A non-volatile memory in which the output of the adder 10 is integrated by the integrating circuit 14 and the average value is taken when the 2-wire side received signal is not applied to the 2-wire side input/output terminal 7, and the output of the integrating circuit 14 is minimized. By outputting address No. 2 from the address control circuit 15, the optimum tap coefficient can be selected.

Furthermore, if the tap coefficient selection section 13 is provided outside the device, it is possible to manually select the optimum tap coefficient, similar to the balancing network setting means using an analog circuit. Further, if the tap coefficient selection section 13 is provided inside the device, an adaptive echo canceller in which the tap coefficients change stepwise can be obtained. In this case, the difference from the prior art sequential adaptive echo canceller described above is that the sequential adaptive echo canceller had to provide an adaptive algorithm section independently for each line, whereas the present invention's step In the type echo canceller, the tap coefficient selection unit 13 can be used in common for #9 type lines by simply providing a memory that holds the address of the optimum tap coefficient for each line independently. .

〔Effect of the invention〕

As described above, the present invention has the effect of reducing the LSI and circuit scale through digital processing by making the tap coefficients of the echo canceller step type.

That is, it can be mass-produced at low cost.
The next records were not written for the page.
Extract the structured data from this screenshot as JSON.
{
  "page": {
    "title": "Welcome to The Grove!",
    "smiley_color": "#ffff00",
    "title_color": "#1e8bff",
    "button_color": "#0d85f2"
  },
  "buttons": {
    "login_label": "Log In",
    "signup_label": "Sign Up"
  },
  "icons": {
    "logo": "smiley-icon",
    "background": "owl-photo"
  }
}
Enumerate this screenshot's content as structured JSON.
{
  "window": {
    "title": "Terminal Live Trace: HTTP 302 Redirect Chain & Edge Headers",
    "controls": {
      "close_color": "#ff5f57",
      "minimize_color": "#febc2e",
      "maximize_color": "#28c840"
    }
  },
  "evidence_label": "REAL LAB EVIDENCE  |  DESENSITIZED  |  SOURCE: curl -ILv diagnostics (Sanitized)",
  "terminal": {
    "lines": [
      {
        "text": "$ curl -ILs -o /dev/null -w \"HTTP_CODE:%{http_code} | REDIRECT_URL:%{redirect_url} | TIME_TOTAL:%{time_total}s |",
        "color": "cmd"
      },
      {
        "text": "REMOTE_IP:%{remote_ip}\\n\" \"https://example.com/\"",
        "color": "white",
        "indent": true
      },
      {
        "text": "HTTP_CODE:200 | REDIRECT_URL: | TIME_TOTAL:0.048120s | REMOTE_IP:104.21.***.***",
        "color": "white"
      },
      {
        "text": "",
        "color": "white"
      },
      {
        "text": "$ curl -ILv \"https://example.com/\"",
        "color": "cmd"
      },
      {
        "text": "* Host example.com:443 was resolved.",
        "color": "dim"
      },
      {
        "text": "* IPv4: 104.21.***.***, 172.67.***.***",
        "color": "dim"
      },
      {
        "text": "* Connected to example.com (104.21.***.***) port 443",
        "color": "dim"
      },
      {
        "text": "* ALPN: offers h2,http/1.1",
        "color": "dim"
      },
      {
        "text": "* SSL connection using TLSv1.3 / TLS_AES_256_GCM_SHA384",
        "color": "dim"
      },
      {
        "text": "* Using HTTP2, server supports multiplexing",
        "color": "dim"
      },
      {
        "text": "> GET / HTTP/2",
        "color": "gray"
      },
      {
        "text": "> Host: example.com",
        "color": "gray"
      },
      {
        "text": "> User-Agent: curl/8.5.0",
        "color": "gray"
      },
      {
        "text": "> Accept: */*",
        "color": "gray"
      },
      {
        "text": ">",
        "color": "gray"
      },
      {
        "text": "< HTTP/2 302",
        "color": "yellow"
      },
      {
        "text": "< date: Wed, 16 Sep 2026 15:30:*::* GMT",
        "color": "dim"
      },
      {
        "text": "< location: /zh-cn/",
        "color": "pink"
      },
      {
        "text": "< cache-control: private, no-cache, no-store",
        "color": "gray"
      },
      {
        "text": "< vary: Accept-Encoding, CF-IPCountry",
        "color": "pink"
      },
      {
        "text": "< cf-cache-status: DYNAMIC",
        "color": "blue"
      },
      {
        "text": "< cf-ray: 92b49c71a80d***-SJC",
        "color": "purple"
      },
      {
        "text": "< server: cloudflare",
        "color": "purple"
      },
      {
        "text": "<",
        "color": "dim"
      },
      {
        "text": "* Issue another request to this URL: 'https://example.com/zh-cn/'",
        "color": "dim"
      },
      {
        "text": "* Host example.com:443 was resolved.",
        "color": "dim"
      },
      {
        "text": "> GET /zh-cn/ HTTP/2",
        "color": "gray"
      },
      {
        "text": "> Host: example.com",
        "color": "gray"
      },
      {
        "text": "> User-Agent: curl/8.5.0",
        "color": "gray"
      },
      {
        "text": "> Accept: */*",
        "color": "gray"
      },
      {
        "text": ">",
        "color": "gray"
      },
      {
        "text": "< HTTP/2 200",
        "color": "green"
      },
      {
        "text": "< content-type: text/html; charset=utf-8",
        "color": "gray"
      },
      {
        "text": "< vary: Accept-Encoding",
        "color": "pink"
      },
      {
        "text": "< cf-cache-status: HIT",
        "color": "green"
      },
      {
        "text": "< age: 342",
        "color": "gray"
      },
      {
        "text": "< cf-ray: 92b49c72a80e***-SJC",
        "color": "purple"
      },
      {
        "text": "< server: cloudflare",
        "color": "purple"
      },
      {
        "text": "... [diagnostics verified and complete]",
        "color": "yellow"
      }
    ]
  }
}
[Brief explanation of the drawing]

The figure is a block diagram showing one embodiment of the present invention. 2...Non-volatile memory (memory), 3...A/
D converter, 4...Arithmetic circuit, 6...Hybrid circuit, 10...Adder, 13...Tap coefficient selection section, 14...Integrator circuit, 15...・Address control circuit. For patents) Section 6 NEC Corporation Miyagi NEC Corporation

Claims (1)

[Claims] When correcting the impedance of a hybrid circuit using an analog two-wire transmission system, a memory that stores tap coefficients in steps to approximate the impulse response of a wrap-around signal on the transmitting side caused by an impedance shift, and a digital four-wire side transmitter are used. an arithmetic circuit constituting a transversal filter for generating a pseudo echo using a signal and a tap coefficient output from the memory; and an arithmetic circuit for subtracting the pseudo echo generated by the arithmetic circuit from the transmission side wrap-around signal. An adder, an integrating circuit for integrating the residual echo component after subtracting the pseudo echo by the adder, and an optimal integration circuit that minimizes the integration result of the residual echo component obtained by the integrating circuit. An echo canceller using a step type tap coefficient, comprising an address control circuit for the memory for selecting a tap.